At the end of the day is the Flag Ceremony. The oldest student from each country carries in their country’s flag as their national anthem plays, wearing a traditional outfit from that country, and giving a traditional greeting. Everyone cheers for their flag-bearers. Sure, countries like the U.S.A, South Korea and Kenya get louder cheers since they have larger populations here, but there’s no disrespect or ‘my country’s better than yours’. Everyone gets appreciated. In fact, some of the loudest cheers were for countries whose only representative at RVA was the person carrying the flag. So often caught up in the midst of high-school drama, it was very touching to see the kids making sure that no one felt left out. It warmed my heart to watch Boaz—the only student from Hong Kong and one of the most awkward junior highers I have ever met—beaming with pride as he stood on stage with his flag and listened to everyone cheer. It brought happy tears to my eyes when the Hansen boys—still in preschool—carried in the Czech flag and the tenth-grade boys (who are in their parents’ dorm) leapt to their feet with a clattering of chairs, thunderous applause and deafening whooping and hollering in support of their little dorm brothers.
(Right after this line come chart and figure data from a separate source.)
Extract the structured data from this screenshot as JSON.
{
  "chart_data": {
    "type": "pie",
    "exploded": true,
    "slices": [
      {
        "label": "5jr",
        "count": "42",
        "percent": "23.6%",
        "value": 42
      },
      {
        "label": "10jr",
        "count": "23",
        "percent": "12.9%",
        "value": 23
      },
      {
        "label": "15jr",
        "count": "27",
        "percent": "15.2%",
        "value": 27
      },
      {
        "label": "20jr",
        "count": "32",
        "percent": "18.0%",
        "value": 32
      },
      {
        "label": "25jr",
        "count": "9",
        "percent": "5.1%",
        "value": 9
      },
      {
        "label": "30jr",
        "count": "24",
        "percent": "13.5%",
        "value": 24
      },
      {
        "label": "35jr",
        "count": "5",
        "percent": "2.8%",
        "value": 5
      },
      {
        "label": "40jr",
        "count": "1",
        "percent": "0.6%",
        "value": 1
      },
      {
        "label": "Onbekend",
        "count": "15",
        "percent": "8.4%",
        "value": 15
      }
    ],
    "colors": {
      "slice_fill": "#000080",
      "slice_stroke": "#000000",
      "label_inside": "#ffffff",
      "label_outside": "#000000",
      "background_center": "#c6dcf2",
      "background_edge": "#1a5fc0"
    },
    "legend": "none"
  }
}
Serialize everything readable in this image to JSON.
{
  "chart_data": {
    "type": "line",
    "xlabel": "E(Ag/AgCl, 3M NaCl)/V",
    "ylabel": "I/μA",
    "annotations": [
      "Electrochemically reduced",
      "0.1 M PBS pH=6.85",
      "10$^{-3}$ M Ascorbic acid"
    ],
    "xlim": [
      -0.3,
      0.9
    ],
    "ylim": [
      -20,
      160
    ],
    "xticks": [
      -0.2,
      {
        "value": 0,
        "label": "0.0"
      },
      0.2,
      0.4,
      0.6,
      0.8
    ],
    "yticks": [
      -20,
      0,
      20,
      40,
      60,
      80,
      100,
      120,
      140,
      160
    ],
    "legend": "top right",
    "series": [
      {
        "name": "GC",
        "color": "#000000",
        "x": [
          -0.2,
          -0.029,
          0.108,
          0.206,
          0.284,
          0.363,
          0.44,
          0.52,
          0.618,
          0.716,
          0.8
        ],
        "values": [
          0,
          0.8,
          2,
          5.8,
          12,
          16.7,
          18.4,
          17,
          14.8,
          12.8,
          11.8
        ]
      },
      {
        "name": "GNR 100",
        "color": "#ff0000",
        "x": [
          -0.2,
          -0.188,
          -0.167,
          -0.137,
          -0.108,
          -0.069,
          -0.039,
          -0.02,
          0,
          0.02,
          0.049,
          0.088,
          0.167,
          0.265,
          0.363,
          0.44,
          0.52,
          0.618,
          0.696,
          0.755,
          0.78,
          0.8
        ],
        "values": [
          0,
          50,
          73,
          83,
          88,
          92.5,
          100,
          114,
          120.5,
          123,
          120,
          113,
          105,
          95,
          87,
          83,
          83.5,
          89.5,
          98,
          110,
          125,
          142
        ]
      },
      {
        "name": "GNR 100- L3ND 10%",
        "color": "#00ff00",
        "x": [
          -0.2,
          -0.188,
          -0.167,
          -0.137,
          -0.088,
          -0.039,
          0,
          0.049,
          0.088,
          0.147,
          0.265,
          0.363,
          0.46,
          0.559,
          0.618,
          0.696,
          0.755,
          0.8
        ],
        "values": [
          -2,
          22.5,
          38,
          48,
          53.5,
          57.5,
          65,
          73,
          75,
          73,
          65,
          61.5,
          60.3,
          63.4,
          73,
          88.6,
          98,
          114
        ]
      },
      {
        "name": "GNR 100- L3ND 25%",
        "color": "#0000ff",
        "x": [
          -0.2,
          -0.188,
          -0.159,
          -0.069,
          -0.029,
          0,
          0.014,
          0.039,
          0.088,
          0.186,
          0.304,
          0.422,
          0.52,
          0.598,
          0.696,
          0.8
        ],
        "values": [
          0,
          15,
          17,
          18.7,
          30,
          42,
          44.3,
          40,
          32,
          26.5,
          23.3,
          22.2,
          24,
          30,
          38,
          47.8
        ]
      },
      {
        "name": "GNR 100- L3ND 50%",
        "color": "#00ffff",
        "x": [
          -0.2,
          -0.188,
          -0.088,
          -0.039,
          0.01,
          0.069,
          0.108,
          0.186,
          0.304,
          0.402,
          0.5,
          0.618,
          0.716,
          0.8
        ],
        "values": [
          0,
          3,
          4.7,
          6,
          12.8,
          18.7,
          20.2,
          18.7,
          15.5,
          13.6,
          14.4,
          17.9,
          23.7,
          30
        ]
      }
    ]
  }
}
In the middle of the drama that comes with the tiredness in the second half of the term, the wearying news that keeps coming from the U.S. elections and Brexit, and the sadness following news of ISIS, wars and crumbling racial and people-group relations, it’s so encouraging to me to see the body of Christ come together from all different ages and nationalities and walks of life—and in the in form of often-immature teenagers—and show such love and support for each other. These guys are our future. And I think they’ll do alright.